Since classes began for Mississippi’s eight public universities less than a month ago, there have been a total of at least 896 students, faculty and staff members who have contracted the coronavirus.
College campuses are expected to become the new COVID hotspots, with infections rising as students return to campus and share living spaces and common areas. All public colleges in Mississippi began class on Aug. 17, except the University of Mississippi, which started Aug. 24.
It is difficult to gauge the scale of infections at the state’s public colleges and universities because they are not required to disclose this information to the public and those that do all use different metrics. The Mississippi Department of Health recently started reporting K-12 cases by county, but there is no weekly report yet for the state’s higher education institutions.
All universities except for Alcorn are publishing case count numbers on their websites, though each school is doing it very differently.

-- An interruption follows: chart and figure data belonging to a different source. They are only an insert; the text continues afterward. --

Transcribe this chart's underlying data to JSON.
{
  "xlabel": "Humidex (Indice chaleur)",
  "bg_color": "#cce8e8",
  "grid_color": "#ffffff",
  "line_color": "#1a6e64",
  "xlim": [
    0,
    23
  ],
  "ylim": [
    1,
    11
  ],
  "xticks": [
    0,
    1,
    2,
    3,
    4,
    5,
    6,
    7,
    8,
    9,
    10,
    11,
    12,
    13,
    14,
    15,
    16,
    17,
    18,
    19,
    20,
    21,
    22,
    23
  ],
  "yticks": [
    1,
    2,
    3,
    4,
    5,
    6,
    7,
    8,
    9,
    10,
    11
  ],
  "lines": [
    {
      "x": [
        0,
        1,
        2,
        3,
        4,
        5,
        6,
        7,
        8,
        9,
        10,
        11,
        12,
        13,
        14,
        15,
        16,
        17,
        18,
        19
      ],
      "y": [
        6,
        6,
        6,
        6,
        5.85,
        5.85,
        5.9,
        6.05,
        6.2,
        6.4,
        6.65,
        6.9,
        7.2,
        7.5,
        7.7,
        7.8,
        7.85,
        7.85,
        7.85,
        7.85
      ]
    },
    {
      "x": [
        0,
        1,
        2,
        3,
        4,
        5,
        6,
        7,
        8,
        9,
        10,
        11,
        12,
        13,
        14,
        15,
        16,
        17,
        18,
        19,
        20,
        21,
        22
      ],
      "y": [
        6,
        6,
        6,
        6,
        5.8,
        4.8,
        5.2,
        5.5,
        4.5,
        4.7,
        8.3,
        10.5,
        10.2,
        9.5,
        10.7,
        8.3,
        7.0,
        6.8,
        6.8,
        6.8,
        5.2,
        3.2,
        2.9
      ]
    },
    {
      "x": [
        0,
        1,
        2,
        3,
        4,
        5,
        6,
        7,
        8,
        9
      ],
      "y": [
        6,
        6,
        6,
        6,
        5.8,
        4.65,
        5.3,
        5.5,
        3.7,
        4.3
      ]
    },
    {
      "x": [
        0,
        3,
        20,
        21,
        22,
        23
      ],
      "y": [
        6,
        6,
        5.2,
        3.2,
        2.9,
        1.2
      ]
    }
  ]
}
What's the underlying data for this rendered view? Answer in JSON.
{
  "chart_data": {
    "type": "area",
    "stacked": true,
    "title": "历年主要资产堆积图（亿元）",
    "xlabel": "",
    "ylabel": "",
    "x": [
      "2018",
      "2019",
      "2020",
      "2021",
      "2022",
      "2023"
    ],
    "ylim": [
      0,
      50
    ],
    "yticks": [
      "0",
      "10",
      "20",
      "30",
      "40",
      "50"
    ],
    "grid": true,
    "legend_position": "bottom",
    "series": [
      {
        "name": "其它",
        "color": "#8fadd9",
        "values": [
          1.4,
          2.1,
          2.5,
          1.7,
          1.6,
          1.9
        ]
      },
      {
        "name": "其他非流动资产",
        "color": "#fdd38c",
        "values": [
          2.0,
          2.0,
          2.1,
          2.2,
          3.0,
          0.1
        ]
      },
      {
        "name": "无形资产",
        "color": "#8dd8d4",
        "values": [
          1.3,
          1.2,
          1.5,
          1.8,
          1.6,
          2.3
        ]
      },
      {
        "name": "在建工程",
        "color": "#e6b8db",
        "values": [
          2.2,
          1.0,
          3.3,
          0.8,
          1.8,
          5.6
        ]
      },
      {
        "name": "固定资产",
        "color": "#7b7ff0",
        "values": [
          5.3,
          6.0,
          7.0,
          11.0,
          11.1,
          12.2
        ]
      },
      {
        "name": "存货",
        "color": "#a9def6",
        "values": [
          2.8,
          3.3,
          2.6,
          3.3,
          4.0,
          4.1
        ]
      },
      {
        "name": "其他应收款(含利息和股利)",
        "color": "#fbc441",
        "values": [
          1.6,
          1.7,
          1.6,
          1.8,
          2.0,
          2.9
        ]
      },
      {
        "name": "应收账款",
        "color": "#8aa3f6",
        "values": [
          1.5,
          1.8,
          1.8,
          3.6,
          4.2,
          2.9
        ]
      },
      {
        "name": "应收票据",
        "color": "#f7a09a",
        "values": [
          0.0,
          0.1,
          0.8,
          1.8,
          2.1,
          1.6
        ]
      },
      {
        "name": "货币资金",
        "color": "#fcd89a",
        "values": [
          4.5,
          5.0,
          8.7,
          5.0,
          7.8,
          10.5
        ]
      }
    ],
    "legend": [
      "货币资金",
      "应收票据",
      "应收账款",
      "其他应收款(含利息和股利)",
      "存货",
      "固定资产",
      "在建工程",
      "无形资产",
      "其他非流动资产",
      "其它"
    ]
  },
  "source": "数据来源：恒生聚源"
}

For example, the University of Mississippi’s dashboard contains detailed case counts and other trends, but is missing the vital metric of disclosing how many tests have been performed. Without knowing that, it’s impossible to know the positivity rate, which tells how widespread infections are in an area.
The University of Southern Mississippi includes this metric but publicly updates its numbers weekly, not daily.
Delta State University’s dashboard only gives the cumulative total of infections since classes began, so it’s unknown what the day to day totals are.
Jackson State University has not updated its tracker since Aug. 19 and also does not include the total number of tests conducted; Mississippi Valley State University’s tracker also doesn’t include this information.
Mississippi State University’s dashboard does include the total number of tests conducted, but doesn’t say how many cases are still active
The Mississippi University for Women’s dashboard does not enumerate its daily totals and also doesn’t disclose how many people have been tested.